Jamieson, Fausset, and Brown
Contrasted with sensual allurements are the advantages of divine wisdom, which publicly invites men, offers the best principles of life, and the most valuable benefits resulting from receiving her counsels. Her relation to the divine plans and acts is introduced, as in Proverbs 3:19-20, though more fully, to commend her desirableness for men, and the whole is closed by an assurance that those finding her find God's favor, and those neglecting ruin themselves. Many regard the passage as a description of the Son of God by the title, Wisdom, which the older Jews used (and by which He is called in Luke 11:49), as John 1:1, etc., describes Him by that of Logos, the Word.
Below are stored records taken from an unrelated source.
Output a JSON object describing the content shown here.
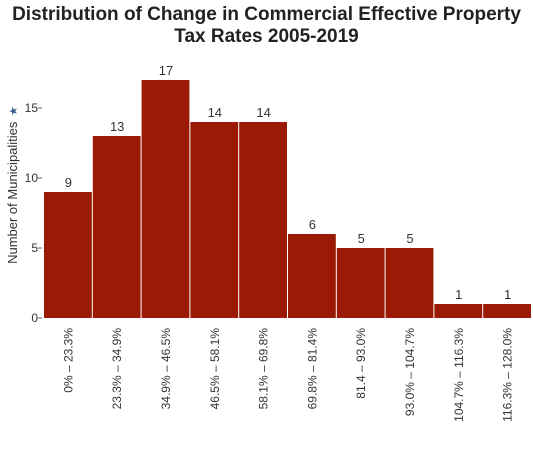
{
  "chart_data": {
    "type": "bar",
    "title_lines": [
      "Distribution of Change in Commercial Effective Property",
      "Tax Rates 2005-2019"
    ],
    "ylabel": "Number of Municipalities",
    "ylabel_marker": "★",
    "categories": [
      "0% – 23.3%",
      "23.3% – 34.9%",
      "34.9% – 46.5%",
      "46.5% – 58.1%",
      "58.1% – 69.8%",
      "69.8% – 81.4%",
      "81.4 – 93.0%",
      "93.0% – 104.7%",
      "104.7% – 116.3%",
      "116.3% – 128.0%"
    ],
    "values": [
      9,
      13,
      17,
      14,
      14,
      6,
      5,
      5,
      1,
      1
    ],
    "yticks": [
      0,
      5,
      10,
      15
    ],
    "ylim": [
      0,
      18
    ],
    "grid": false,
    "data_labels": true,
    "bar_color": "#9b1a06"
  }
}
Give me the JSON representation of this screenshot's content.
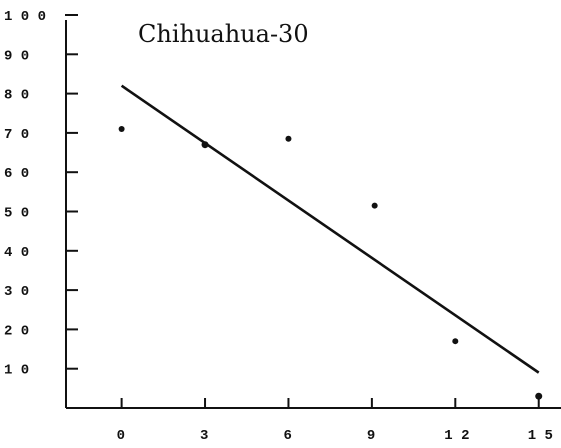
{
  "chart_data": {
    "type": "scatter",
    "title": "Chihuahua-30",
    "xlabel": "",
    "ylabel": "",
    "x_ticks": [
      0,
      3,
      6,
      9,
      12,
      15
    ],
    "x_tick_labels": [
      "0",
      "3",
      "6",
      "9",
      "1 2",
      "1 5"
    ],
    "y_ticks": [
      10,
      20,
      30,
      40,
      50,
      60,
      70,
      80,
      90,
      100
    ],
    "y_tick_labels": [
      "1 0",
      "2 0",
      "3 0",
      "4 0",
      "5 0",
      "6 0",
      "7 0",
      "8 0",
      "9 0",
      "1 0 0"
    ],
    "xlim": [
      -2,
      15
    ],
    "ylim": [
      0,
      100
    ],
    "series": [
      {
        "points": [
          {
            "x": 0,
            "y": 71
          },
          {
            "x": 3,
            "y": 67
          },
          {
            "x": 6,
            "y": 68.5
          },
          {
            "x": 9.1,
            "y": 51.5
          },
          {
            "x": 12,
            "y": 17
          },
          {
            "x": 15,
            "y": 3
          }
        ]
      }
    ],
    "trend_line": {
      "start": {
        "x": 0,
        "y": 82
      },
      "end": {
        "x": 15,
        "y": 9
      }
    },
    "grid": false,
    "legend": "none",
    "color": "#111111"
  }
}
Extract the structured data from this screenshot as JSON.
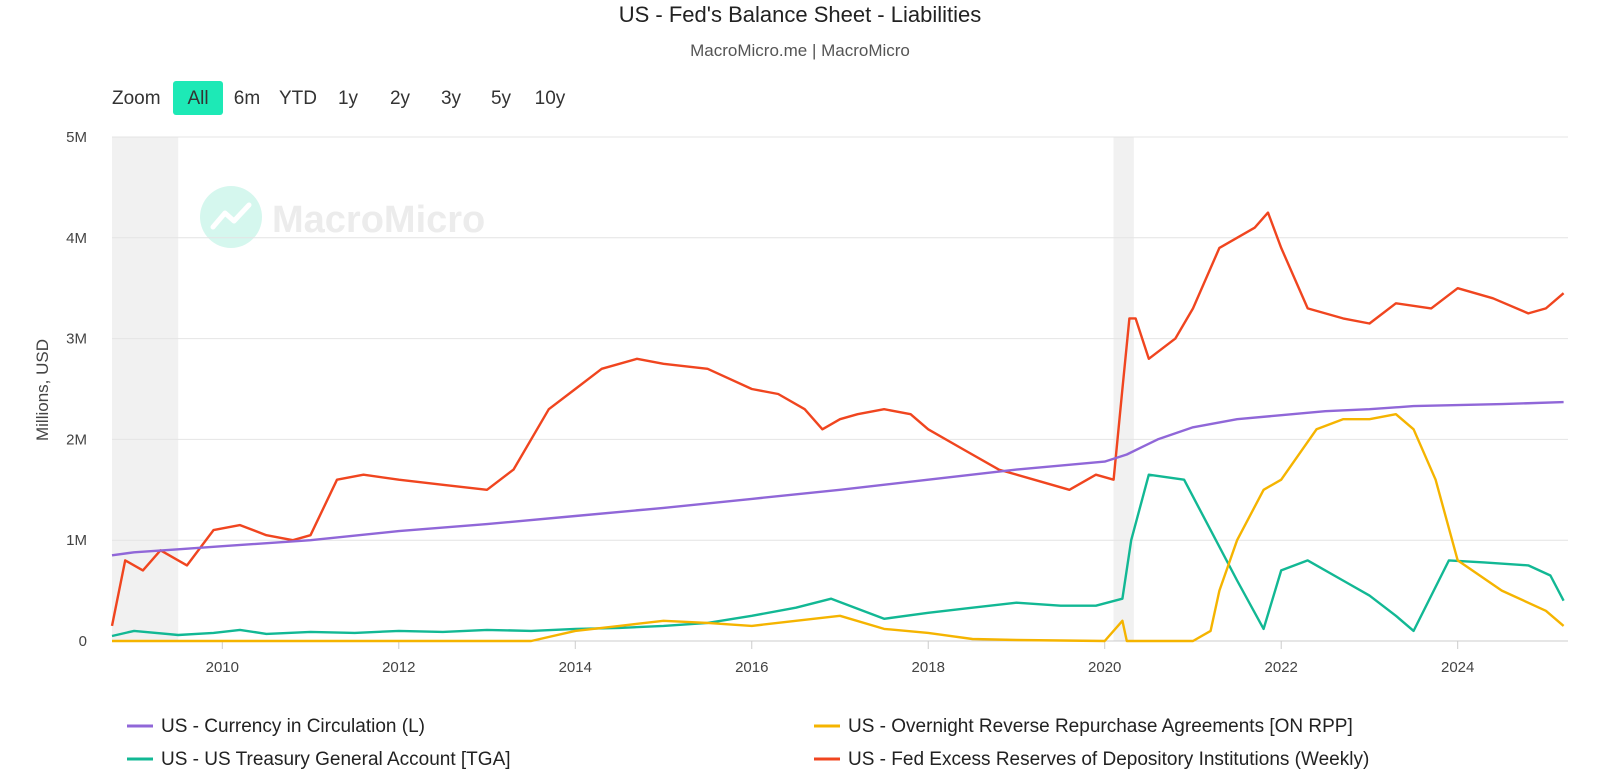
{
  "header": {
    "title": "US - Fed's Balance Sheet - Liabilities",
    "subtitle": "MacroMicro.me | MacroMicro"
  },
  "zoom": {
    "label": "Zoom",
    "buttons": [
      "All",
      "6m",
      "YTD",
      "1y",
      "2y",
      "3y",
      "5y",
      "10y"
    ],
    "active": "All",
    "active_color": "#1de9b6"
  },
  "watermark": {
    "text": "MacroMicro",
    "icon": "trend-chart-logo-icon"
  },
  "chart_data": {
    "type": "line",
    "title": "US - Fed's Balance Sheet - Liabilities",
    "ylabel": "Millions, USD",
    "xlabel": "",
    "xlim": [
      2008.75,
      2025.25
    ],
    "ylim": [
      0,
      5000000
    ],
    "x_ticks": [
      2010,
      2012,
      2014,
      2016,
      2018,
      2020,
      2022,
      2024
    ],
    "x_tick_labels": [
      "2010",
      "2012",
      "2014",
      "2016",
      "2018",
      "2020",
      "2022",
      "2024"
    ],
    "y_ticks": [
      0,
      1000000,
      2000000,
      3000000,
      4000000,
      5000000
    ],
    "y_tick_labels": [
      "0",
      "1M",
      "2M",
      "3M",
      "4M",
      "5M"
    ],
    "grid": "horizontal",
    "legend_position": "bottom",
    "recession_bands": [
      [
        2008.75,
        2009.5
      ],
      [
        2020.1,
        2020.33
      ]
    ],
    "series": [
      {
        "name": "US - Currency in Circulation (L)",
        "color": "#9067d8",
        "x": [
          2008.75,
          2009.0,
          2009.5,
          2010.0,
          2011.0,
          2012.0,
          2013.0,
          2014.0,
          2015.0,
          2016.0,
          2017.0,
          2018.0,
          2019.0,
          2020.0,
          2020.25,
          2020.6,
          2021.0,
          2021.5,
          2022.0,
          2022.5,
          2023.0,
          2023.5,
          2024.0,
          2024.5,
          2025.2
        ],
        "y": [
          850000,
          880000,
          910000,
          940000,
          1000000,
          1090000,
          1160000,
          1240000,
          1320000,
          1410000,
          1500000,
          1600000,
          1700000,
          1780000,
          1850000,
          2000000,
          2120000,
          2200000,
          2240000,
          2280000,
          2300000,
          2330000,
          2340000,
          2350000,
          2370000
        ]
      },
      {
        "name": "US - US Treasury General Account [TGA]",
        "color": "#12b894",
        "x": [
          2008.75,
          2009.0,
          2009.5,
          2009.9,
          2010.2,
          2010.5,
          2011.0,
          2011.5,
          2012.0,
          2012.5,
          2013.0,
          2013.5,
          2014.0,
          2014.5,
          2015.0,
          2015.5,
          2016.0,
          2016.5,
          2016.9,
          2017.2,
          2017.5,
          2018.0,
          2018.5,
          2019.0,
          2019.5,
          2019.9,
          2020.2,
          2020.3,
          2020.5,
          2020.9,
          2021.2,
          2021.5,
          2021.8,
          2022.0,
          2022.3,
          2022.7,
          2023.0,
          2023.3,
          2023.5,
          2023.9,
          2024.3,
          2024.8,
          2025.05,
          2025.2
        ],
        "y": [
          50000,
          100000,
          60000,
          80000,
          110000,
          70000,
          90000,
          80000,
          100000,
          90000,
          110000,
          100000,
          120000,
          130000,
          150000,
          180000,
          250000,
          330000,
          420000,
          320000,
          220000,
          280000,
          330000,
          380000,
          350000,
          350000,
          420000,
          1000000,
          1650000,
          1600000,
          1100000,
          600000,
          120000,
          700000,
          800000,
          600000,
          450000,
          250000,
          100000,
          800000,
          780000,
          750000,
          650000,
          400000
        ]
      },
      {
        "name": "US - Overnight Reverse Repurchase Agreements [ON RPP]",
        "color": "#f5b400",
        "x": [
          2008.75,
          2013.5,
          2014.0,
          2014.5,
          2015.0,
          2015.5,
          2016.0,
          2016.5,
          2017.0,
          2017.5,
          2018.0,
          2018.5,
          2019.0,
          2020.0,
          2020.2,
          2020.25,
          2020.5,
          2021.0,
          2021.2,
          2021.3,
          2021.5,
          2021.8,
          2022.0,
          2022.4,
          2022.7,
          2023.0,
          2023.3,
          2023.5,
          2023.75,
          2024.0,
          2024.5,
          2025.0,
          2025.2
        ],
        "y": [
          0,
          0,
          100000,
          150000,
          200000,
          180000,
          150000,
          200000,
          250000,
          120000,
          80000,
          20000,
          10000,
          0,
          200000,
          0,
          0,
          0,
          100000,
          500000,
          1000000,
          1500000,
          1600000,
          2100000,
          2200000,
          2200000,
          2250000,
          2100000,
          1600000,
          800000,
          500000,
          300000,
          150000
        ]
      },
      {
        "name": "US - Fed Excess Reserves of Depository Institutions (Weekly)",
        "color": "#f0451f",
        "x": [
          2008.75,
          2008.9,
          2009.1,
          2009.3,
          2009.6,
          2009.9,
          2010.2,
          2010.5,
          2010.8,
          2011.0,
          2011.3,
          2011.6,
          2012.0,
          2012.5,
          2013.0,
          2013.3,
          2013.7,
          2014.0,
          2014.3,
          2014.7,
          2015.0,
          2015.5,
          2016.0,
          2016.3,
          2016.6,
          2016.8,
          2017.0,
          2017.2,
          2017.5,
          2017.8,
          2018.0,
          2018.4,
          2018.8,
          2019.2,
          2019.6,
          2019.9,
          2020.1,
          2020.2,
          2020.28,
          2020.35,
          2020.5,
          2020.8,
          2021.0,
          2021.3,
          2021.7,
          2021.85,
          2022.0,
          2022.3,
          2022.7,
          2023.0,
          2023.3,
          2023.7,
          2024.0,
          2024.4,
          2024.8,
          2025.0,
          2025.2
        ],
        "y": [
          150000,
          800000,
          700000,
          900000,
          750000,
          1100000,
          1150000,
          1050000,
          1000000,
          1050000,
          1600000,
          1650000,
          1600000,
          1550000,
          1500000,
          1700000,
          2300000,
          2500000,
          2700000,
          2800000,
          2750000,
          2700000,
          2500000,
          2450000,
          2300000,
          2100000,
          2200000,
          2250000,
          2300000,
          2250000,
          2100000,
          1900000,
          1700000,
          1600000,
          1500000,
          1650000,
          1600000,
          2500000,
          3200000,
          3200000,
          2800000,
          3000000,
          3300000,
          3900000,
          4100000,
          4250000,
          3900000,
          3300000,
          3200000,
          3150000,
          3350000,
          3300000,
          3500000,
          3400000,
          3250000,
          3300000,
          3450000
        ]
      }
    ]
  }
}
But the passage may be taken as a personification of wisdom: for, (1) Though described as with God, wisdom is not asserted to be God. (2) The use of personal attributes is equally consistent with a personification, as with the description of a real person. (3) The personal pronouns used accord with the gender (feminine) of wisdom constantly, and are never changed to that of the person meant, as sometimes occurs in a corresponding use of spirit, which is neuter in Greek, but to which masculine pronouns are often applied (John 16:14), when the acts of the Holy Spirit are described. (4) Such a personification is agreeable to the style of this book (compare Proverbs 1:20; Proverbs 3:16-17; Proverbs 4:8; Proverbs 6:20-22; Proverbs 9:1-4), whereas no prophetical or other allusions to the Saviour or the new dispensation are found among the quotations of this book in the New Testament, and unless this be such, none exist. (5) Nothing is lost as to the importance of this passage, which still remains a most ornate and also solemn and impressive teaching of inspiration on the value of wisdom. (Pro. 8:1-36)
The publicity and universality of the call contrast with the secrecy and intrigues of the wicked (Proverbs 7:8, etc.).